Последний вопрос я отогнал. На него способно ответить лишь время.

Первым делом необходимо было появиться на работе и попрощаться с начальством.

— Уезжаю на месяц в леса, — заявил я. — Практически в чем мать родила.

— Что ж! — Босс дружелюбно поднял глаза. — Удачного отдыха.

— Думаю продержаться на грибах и ягодах, — продолжал я.

— Прекрасно, — отозвался он. — Желаю успеха, старина. До свиданья.

Затем я совершенно случайно налетел на старого приятеля.

— Вот, собрался в Новую Англию, — сообщил я. — Буквально в чем мать родила.

— Нантакет? — осведомился он. — Или Ньюпорт?

— Дремучие леса! — как можно беззаботней ответил я. — На целый месяц!

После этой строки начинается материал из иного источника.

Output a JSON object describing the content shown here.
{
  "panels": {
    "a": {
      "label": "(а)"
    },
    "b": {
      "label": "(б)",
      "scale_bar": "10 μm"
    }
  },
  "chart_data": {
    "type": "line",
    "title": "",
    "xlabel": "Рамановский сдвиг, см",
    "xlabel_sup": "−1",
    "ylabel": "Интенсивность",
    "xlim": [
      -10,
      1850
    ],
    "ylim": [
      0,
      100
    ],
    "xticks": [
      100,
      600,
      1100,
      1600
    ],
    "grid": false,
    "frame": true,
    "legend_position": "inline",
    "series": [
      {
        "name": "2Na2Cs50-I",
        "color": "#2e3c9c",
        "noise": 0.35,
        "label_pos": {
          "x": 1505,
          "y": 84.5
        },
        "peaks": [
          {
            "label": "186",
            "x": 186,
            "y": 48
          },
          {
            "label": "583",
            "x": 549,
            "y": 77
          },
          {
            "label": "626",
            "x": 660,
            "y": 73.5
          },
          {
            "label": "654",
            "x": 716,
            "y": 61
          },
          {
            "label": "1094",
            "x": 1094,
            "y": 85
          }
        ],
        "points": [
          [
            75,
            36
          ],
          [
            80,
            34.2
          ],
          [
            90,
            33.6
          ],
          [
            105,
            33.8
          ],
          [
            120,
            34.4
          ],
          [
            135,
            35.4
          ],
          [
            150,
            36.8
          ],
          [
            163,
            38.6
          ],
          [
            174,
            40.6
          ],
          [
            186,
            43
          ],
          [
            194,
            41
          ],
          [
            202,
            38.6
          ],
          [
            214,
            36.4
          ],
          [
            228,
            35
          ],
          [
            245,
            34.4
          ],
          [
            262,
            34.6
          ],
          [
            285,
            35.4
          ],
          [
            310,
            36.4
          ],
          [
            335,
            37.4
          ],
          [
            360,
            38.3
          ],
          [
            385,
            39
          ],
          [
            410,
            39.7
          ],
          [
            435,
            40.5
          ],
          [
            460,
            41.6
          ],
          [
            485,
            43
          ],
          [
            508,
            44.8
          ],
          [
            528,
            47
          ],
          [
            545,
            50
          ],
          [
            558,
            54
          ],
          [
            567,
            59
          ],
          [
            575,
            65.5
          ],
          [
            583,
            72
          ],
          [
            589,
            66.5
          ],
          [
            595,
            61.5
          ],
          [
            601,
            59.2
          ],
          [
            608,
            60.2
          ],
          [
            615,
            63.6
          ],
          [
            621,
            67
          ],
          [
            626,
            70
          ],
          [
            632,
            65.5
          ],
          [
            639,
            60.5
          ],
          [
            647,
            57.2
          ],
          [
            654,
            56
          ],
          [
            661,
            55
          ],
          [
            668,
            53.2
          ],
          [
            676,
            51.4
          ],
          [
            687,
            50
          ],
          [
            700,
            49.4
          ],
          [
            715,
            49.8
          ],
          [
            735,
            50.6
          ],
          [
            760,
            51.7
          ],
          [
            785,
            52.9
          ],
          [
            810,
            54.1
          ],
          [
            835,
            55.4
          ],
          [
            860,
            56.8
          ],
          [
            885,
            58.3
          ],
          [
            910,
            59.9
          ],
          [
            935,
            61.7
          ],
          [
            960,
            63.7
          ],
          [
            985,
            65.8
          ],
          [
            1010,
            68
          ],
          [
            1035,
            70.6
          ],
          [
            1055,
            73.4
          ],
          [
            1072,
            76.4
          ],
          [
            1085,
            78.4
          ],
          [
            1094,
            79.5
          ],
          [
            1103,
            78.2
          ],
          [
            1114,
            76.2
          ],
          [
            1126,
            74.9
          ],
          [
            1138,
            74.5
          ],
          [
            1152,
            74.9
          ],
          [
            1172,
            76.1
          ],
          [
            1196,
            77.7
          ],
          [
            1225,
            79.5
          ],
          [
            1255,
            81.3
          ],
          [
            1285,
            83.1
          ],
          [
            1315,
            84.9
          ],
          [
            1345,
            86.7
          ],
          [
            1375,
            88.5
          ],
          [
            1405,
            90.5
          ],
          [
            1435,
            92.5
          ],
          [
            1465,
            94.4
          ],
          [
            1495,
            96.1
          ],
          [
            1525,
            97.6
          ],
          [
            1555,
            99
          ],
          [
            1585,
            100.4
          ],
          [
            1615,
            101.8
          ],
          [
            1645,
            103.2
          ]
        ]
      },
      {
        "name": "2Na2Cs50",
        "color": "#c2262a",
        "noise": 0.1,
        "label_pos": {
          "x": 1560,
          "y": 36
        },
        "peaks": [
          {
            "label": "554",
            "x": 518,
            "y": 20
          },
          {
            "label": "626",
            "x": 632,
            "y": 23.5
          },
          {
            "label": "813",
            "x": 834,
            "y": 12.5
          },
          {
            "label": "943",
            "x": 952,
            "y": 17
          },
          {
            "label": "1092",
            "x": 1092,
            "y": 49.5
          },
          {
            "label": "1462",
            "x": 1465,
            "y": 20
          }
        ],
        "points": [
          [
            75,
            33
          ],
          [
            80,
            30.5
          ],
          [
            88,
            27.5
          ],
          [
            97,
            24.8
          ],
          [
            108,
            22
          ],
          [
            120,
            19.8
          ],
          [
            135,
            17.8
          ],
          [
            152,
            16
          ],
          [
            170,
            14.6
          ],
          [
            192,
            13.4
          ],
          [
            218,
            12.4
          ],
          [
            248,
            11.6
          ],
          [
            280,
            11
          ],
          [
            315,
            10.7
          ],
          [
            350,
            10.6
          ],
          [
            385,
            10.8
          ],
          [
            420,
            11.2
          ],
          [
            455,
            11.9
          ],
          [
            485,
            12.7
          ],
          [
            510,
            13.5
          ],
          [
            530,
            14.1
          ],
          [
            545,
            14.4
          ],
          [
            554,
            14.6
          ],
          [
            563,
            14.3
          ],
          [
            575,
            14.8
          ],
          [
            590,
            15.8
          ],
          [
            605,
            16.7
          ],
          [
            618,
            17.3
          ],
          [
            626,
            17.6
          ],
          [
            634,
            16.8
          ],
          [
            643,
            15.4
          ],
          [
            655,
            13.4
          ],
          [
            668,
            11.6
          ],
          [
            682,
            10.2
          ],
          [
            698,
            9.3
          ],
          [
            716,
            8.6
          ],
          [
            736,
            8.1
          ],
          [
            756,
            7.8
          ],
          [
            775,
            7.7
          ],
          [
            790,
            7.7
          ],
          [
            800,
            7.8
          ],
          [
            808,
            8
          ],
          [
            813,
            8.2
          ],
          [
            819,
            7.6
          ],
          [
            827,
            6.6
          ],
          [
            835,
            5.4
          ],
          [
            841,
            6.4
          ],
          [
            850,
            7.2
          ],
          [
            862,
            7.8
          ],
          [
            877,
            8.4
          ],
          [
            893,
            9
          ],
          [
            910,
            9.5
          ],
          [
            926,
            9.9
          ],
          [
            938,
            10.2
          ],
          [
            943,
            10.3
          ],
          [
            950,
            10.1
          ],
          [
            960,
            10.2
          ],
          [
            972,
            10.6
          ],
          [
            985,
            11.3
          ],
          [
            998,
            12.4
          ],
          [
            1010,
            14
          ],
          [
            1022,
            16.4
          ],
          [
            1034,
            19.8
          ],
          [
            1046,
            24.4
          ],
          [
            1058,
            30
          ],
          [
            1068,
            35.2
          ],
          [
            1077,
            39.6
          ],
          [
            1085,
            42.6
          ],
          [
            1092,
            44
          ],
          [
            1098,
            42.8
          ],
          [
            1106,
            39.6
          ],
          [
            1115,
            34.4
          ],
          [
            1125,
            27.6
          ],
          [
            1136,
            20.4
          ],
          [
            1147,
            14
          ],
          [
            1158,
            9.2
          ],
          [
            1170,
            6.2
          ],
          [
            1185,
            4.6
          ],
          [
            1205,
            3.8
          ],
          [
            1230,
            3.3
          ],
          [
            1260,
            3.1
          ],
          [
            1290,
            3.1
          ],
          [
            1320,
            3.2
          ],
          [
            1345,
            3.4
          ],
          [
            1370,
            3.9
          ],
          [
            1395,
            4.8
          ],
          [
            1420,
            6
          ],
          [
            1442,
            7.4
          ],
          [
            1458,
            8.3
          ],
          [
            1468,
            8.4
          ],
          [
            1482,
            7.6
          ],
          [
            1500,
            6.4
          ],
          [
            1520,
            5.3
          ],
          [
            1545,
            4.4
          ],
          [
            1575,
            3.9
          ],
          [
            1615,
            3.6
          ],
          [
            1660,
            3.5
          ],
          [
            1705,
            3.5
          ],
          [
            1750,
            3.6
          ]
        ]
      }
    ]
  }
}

— Вот как! Ну до встречи, дружище.

Перекинувшись словом с еще двумя-тремя приятелями, я невольно почувствовал легкую досаду. Что за равнодушие?

— О, в дремучий лес? В чем мать родила? Что ж, пока-пока, счастливого пути, — бормотали они.

Человек собирается рискнуть жизнью ради великого — что уж тут прибедняться! — социологического эксперимента, а никто и ухом не ведет. Вот вам еще один пример упадка нашей цивилизации, которую я решил отринуть.

По дороге на поезд я столкнулся со знакомым репортером.

— Отбываю на месяц в Новую Англию, бродить в лесах нагишом — не считая, разумеется, трико. Уверен, вашей газете не помешает пара строк о моих приключениях.

— Спасибо, старина, но мы больше не печатаем походных баек. Ничего путного из них не состряпаешь — разве что с тобой что-нибудь стрясется. Тогда конечно, с удовольствием найдем для тебя местечко.

Несколько друзей все же додумались проводить меня на вокзал, и только один из них доехал со мной до самой Новой Англии, чтобы забрать одежду, часы и прощальные записки, которые мне, возможно, захочется нацарапать перед тем, как я устремлюсь в чащу.

Ранним утром мы прибыли на станцию и двинулись в сторону леса. На опушке я снял с себя всю одежду — разумеется, кроме трико. Откопал в чемодане банку коричневой краски и вымазал руки, физиономию и трико.

— Это еще зачем? — удивился друг.

— Маскировка. Неужто не слыхал, что животные обладают защитной окраской, которая делает их невидимыми? Гусеница похожа на листок, рыбья чешуя сверкает, подобно речной воде, медведь и опоссум, карабкаясь на дерево, сливаются цветом с корой. Ну вот! — воскликнул я, закончив работу. — Теперь и меня никто не заметит.